Sultan Al Dalbhi is a Head of Educational Program and Academic Activities of Adult Nephrology Department at Prince Sultan Military Medical City. He served as Consultant Nephrologist at University of Toronto & McMaster University. He was a Clinical Research Associate in Systematic Review and Meta-Analysis in area of Diabetic Nephropathy Prevention and Outcomes and Critical Care Nephrology (McMaster University & Harvard Medical School)
Context: Mitochondria play a vital role in producing the energy needed for different cellular activities. The role of mitochondria in different diseases and the aging process is gradually becoming elucidated. Different studies have suggested that mitochondrial dysfunction due to mutations in genes that maintain the integrity of mitochondrial DNA (mtDNA), mitophagy, and apoptosis can lead to many neurological and muscular phenotypes as well as diseases in other organ systems including the liver, gastrointestinal tract, heart, and kidneys. We examined the current knowledge of mitochondrial dysfunction and its role in renal pathophysiology. Additionally, we examined how chronic kidney diseases can lead to mitochondrial dysfunction through oxidative stress accumulation, which can subsequently lead to other pathological complications.

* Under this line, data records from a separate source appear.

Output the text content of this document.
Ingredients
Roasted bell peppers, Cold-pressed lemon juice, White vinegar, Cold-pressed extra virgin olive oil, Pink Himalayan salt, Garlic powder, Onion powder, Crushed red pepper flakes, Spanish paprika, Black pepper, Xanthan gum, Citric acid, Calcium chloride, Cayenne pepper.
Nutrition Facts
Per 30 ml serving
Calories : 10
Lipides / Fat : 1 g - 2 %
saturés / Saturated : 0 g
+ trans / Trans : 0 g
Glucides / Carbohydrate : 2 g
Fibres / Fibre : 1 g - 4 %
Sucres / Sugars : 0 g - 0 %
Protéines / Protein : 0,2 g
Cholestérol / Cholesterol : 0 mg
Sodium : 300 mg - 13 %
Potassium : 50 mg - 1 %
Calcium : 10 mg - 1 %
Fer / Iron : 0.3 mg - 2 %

Evidence Acquisitions: Directory of Open Access Journals (DOAJ), Google Scholar,
PubMed (NLM), LISTA (EBSCO), and Web of Science have been searched.
Results: The renal pathological manifestation of mitochondrial dysfunction includes tubular defects, focal segmental glomerular sclerosis (FSGS), glomerular dysfunction, interstitial nephritis, and cystic kidney disease or renal tumors. These conditions can be caused by mutations in the nuclear genes that are involved in mtDNA replication and transcription or due to mtDNA mutations in the genes involved in the respiratory chain.
Conclusions: Clearly, mtDNA plays an important role in renal pathology, and mitochondria may serve as a potential therapeutic target to treat different renal pathologies.